PG&E has repeatedly said it has learned from past mistakes, prompting the company to intensify the inspection of 18,000 miles (29,000 kilometers) of overhead power lines in a service territory in Northern California that provides electricity to 16 million people.
In its statement, PG&E said it has inspected 730,000 transmission and distribution lines, as well as power substations, while examining about 25 million electrical components in areas highly susceptible to wildfires during a four-month period. The utility said it has already repaired parts of its system that posed an immediate danger to the surrounding community. The tape on the Cresta-Rio Oso line may have been left after a previous repair and no longer serves any purpose, according to PG&E.
Even so, the nation’s largest utility has also publicly acknowledged that its electrical grid needs so many upgrades that it will probably have to deliberately turn off the power periodically during hot and windy conditions when power lines can topple and start wildfires for at least a few more years in parts of Northern California to minimize fire risks.
While overseeing PG&E’s probation, Alsup has already expressed skepticism about the utility’s ability to detect safety hazards, despite its reassurances. He was particularly troubled by the company’s admission that a cable that had been inspected in July subsequently had detached from a transmission tower and may have caused another fire in Sonoma Couny last October. “What good are inspections that don’t find problems?” Alsup asked in a series of requests he made of the company in a Tuesday court filing.
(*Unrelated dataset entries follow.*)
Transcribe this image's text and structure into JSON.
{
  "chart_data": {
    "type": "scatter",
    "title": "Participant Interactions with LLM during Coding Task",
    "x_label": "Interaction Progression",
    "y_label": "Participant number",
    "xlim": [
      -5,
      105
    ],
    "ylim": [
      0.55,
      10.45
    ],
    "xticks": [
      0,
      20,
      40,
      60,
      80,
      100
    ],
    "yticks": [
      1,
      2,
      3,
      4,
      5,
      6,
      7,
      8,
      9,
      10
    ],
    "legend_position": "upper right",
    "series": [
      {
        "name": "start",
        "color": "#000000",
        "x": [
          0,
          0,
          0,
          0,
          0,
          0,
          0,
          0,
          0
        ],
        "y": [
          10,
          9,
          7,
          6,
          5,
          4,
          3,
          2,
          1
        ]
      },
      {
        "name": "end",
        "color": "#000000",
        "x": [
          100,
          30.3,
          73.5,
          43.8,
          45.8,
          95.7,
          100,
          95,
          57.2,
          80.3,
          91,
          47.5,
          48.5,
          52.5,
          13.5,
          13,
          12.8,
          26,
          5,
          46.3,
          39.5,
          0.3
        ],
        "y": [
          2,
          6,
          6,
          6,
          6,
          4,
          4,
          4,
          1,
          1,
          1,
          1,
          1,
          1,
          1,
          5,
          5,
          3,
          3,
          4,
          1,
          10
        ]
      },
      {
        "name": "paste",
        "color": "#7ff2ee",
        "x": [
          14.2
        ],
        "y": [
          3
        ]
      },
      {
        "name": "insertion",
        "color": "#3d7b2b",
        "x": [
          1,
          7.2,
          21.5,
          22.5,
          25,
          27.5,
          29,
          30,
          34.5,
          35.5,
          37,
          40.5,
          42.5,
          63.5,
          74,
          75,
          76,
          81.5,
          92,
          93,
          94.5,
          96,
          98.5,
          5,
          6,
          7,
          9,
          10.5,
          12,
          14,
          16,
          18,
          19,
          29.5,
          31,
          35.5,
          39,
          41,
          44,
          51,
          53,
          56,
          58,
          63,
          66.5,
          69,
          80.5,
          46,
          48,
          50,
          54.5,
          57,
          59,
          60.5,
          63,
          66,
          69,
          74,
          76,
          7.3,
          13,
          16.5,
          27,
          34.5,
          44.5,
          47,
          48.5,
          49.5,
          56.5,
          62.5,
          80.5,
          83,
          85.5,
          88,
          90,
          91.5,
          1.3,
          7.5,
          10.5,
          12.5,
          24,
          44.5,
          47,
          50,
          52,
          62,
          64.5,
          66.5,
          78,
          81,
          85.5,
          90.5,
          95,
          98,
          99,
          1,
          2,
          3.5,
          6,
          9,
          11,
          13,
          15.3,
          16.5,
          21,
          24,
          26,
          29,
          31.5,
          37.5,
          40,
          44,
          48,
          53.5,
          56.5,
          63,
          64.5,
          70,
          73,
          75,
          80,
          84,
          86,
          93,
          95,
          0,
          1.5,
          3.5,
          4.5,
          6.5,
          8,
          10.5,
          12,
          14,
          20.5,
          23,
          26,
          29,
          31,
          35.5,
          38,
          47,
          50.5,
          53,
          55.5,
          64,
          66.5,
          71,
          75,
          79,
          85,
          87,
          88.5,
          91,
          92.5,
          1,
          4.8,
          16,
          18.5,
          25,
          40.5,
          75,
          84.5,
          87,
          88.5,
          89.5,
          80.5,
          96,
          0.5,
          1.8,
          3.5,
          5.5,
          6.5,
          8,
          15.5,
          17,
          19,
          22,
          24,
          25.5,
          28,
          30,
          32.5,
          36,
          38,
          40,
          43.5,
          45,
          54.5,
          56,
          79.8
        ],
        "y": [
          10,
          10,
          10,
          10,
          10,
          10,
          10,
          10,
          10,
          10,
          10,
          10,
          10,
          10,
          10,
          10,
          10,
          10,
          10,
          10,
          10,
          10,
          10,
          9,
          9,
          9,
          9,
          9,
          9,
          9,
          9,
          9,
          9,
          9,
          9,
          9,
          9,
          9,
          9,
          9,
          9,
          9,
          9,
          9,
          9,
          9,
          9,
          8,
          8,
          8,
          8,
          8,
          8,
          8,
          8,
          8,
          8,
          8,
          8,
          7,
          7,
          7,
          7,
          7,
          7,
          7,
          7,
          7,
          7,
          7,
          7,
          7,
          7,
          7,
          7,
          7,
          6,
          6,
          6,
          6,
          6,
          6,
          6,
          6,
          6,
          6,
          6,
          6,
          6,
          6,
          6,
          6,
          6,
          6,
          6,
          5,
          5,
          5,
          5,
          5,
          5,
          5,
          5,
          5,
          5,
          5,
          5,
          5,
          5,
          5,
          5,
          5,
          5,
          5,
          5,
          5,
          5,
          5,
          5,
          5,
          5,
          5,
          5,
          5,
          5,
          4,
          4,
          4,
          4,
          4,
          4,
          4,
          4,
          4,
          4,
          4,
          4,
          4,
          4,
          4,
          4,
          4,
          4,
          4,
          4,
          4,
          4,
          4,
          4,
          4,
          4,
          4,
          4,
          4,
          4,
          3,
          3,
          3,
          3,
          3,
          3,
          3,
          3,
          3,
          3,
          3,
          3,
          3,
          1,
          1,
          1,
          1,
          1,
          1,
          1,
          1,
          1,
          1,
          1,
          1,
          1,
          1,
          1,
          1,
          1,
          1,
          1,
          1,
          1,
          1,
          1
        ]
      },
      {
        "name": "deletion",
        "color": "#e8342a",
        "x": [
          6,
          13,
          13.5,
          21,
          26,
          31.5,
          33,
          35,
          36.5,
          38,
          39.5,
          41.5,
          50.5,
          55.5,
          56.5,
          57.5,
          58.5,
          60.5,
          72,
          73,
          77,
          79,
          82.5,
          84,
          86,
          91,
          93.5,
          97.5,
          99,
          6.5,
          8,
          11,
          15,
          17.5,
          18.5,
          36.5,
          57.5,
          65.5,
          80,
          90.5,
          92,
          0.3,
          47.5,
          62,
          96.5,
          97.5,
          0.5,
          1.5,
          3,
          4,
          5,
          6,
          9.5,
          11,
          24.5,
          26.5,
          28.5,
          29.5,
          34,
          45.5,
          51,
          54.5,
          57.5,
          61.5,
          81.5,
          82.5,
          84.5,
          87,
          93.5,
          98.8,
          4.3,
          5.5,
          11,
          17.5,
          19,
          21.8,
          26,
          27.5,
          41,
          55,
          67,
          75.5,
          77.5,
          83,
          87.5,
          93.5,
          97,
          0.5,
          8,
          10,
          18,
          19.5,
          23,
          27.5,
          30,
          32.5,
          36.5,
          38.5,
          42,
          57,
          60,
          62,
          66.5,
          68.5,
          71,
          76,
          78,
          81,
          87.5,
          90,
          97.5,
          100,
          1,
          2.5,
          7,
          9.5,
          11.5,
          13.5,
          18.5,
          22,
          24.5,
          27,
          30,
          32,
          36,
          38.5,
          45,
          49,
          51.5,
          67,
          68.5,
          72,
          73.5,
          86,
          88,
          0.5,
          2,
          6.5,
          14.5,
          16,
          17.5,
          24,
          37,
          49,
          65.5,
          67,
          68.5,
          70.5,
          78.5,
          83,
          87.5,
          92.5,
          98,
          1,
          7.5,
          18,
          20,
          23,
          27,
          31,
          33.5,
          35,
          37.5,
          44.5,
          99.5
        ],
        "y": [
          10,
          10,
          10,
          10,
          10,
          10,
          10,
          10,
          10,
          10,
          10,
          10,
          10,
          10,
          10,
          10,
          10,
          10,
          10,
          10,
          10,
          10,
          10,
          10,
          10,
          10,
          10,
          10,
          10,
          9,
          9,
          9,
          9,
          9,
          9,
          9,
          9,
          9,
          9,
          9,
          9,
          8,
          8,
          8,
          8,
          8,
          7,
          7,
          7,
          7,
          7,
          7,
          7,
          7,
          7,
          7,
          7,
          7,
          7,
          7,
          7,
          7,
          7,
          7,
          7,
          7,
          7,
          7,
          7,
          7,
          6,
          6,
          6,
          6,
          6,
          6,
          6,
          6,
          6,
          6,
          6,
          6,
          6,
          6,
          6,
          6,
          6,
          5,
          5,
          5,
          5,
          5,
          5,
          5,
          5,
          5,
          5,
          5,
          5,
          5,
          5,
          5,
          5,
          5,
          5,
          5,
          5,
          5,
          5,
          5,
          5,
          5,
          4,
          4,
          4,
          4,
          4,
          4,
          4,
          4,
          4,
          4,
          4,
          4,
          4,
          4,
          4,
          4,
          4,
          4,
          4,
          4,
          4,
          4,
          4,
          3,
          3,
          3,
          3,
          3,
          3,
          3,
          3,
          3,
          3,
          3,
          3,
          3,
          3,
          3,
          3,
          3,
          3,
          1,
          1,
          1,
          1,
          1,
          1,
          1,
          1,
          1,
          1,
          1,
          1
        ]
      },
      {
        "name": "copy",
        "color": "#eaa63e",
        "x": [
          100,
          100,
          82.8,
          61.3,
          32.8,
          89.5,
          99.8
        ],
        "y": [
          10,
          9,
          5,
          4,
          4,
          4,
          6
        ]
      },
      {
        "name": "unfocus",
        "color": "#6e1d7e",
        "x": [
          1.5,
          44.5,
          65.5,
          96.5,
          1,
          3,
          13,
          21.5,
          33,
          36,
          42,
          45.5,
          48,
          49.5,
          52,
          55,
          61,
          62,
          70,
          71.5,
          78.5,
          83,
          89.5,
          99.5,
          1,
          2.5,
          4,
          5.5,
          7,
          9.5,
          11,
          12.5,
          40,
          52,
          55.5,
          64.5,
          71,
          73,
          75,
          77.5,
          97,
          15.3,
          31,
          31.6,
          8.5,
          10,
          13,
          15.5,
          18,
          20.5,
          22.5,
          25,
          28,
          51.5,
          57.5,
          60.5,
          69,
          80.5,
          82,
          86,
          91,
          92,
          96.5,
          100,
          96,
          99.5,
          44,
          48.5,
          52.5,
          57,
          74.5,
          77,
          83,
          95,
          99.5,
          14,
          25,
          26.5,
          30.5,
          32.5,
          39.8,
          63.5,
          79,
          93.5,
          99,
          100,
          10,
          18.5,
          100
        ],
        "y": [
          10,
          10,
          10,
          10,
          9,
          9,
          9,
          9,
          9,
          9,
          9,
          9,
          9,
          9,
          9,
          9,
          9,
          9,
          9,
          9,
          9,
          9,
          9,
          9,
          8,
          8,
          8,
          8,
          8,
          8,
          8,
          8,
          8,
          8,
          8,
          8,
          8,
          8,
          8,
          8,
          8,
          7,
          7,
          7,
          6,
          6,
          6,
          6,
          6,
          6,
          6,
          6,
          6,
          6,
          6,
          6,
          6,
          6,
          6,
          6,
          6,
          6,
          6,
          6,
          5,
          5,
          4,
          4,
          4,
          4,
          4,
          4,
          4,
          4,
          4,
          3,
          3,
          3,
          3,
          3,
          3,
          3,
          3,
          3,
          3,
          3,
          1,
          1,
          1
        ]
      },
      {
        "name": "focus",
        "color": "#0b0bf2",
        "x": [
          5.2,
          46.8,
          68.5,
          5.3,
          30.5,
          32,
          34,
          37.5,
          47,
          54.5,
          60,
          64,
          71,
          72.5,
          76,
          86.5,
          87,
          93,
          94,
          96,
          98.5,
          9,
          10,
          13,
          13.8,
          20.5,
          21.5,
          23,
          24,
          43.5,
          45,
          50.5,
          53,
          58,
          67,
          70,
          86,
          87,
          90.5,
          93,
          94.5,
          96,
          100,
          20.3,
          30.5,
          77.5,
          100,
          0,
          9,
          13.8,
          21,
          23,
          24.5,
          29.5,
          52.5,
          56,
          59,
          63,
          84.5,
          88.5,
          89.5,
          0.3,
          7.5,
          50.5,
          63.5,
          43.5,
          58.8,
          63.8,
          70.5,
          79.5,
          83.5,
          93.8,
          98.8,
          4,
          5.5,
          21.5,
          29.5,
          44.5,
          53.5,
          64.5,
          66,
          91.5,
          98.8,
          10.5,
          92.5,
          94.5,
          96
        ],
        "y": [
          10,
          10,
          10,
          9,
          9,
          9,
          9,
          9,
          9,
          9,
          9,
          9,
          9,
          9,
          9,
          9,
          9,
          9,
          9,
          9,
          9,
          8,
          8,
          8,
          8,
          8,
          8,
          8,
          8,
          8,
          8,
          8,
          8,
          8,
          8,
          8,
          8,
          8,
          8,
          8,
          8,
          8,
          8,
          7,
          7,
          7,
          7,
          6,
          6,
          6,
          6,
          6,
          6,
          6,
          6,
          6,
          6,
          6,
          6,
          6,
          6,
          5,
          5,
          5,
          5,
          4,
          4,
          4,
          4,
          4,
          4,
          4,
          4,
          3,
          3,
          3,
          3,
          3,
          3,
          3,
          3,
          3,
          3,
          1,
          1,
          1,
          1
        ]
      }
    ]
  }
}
The victims lawyers hired an expert, who they declined to identify, when they were preparing for a trial scheduled this year to help determine PG&E’s liability for the Paradise fire. But the trial became unnecessary when PG&E and the victims’ lawyers agreed to a $13.5 billion settlement covering the Camp Fire and other catastrophic wildfires in 2017.
Still, the victims remained worried about future wildfire risks posed by the PG&E power lines near their communities.
Former Chico, California, police chief and wildfire victim Kirk Trostle stressed that the committee isn’t placing blame on PG&E, but trying to avert further devastation in areas still trying to rebuild.
“We could not bear the thought of another Camp Fire,” he said.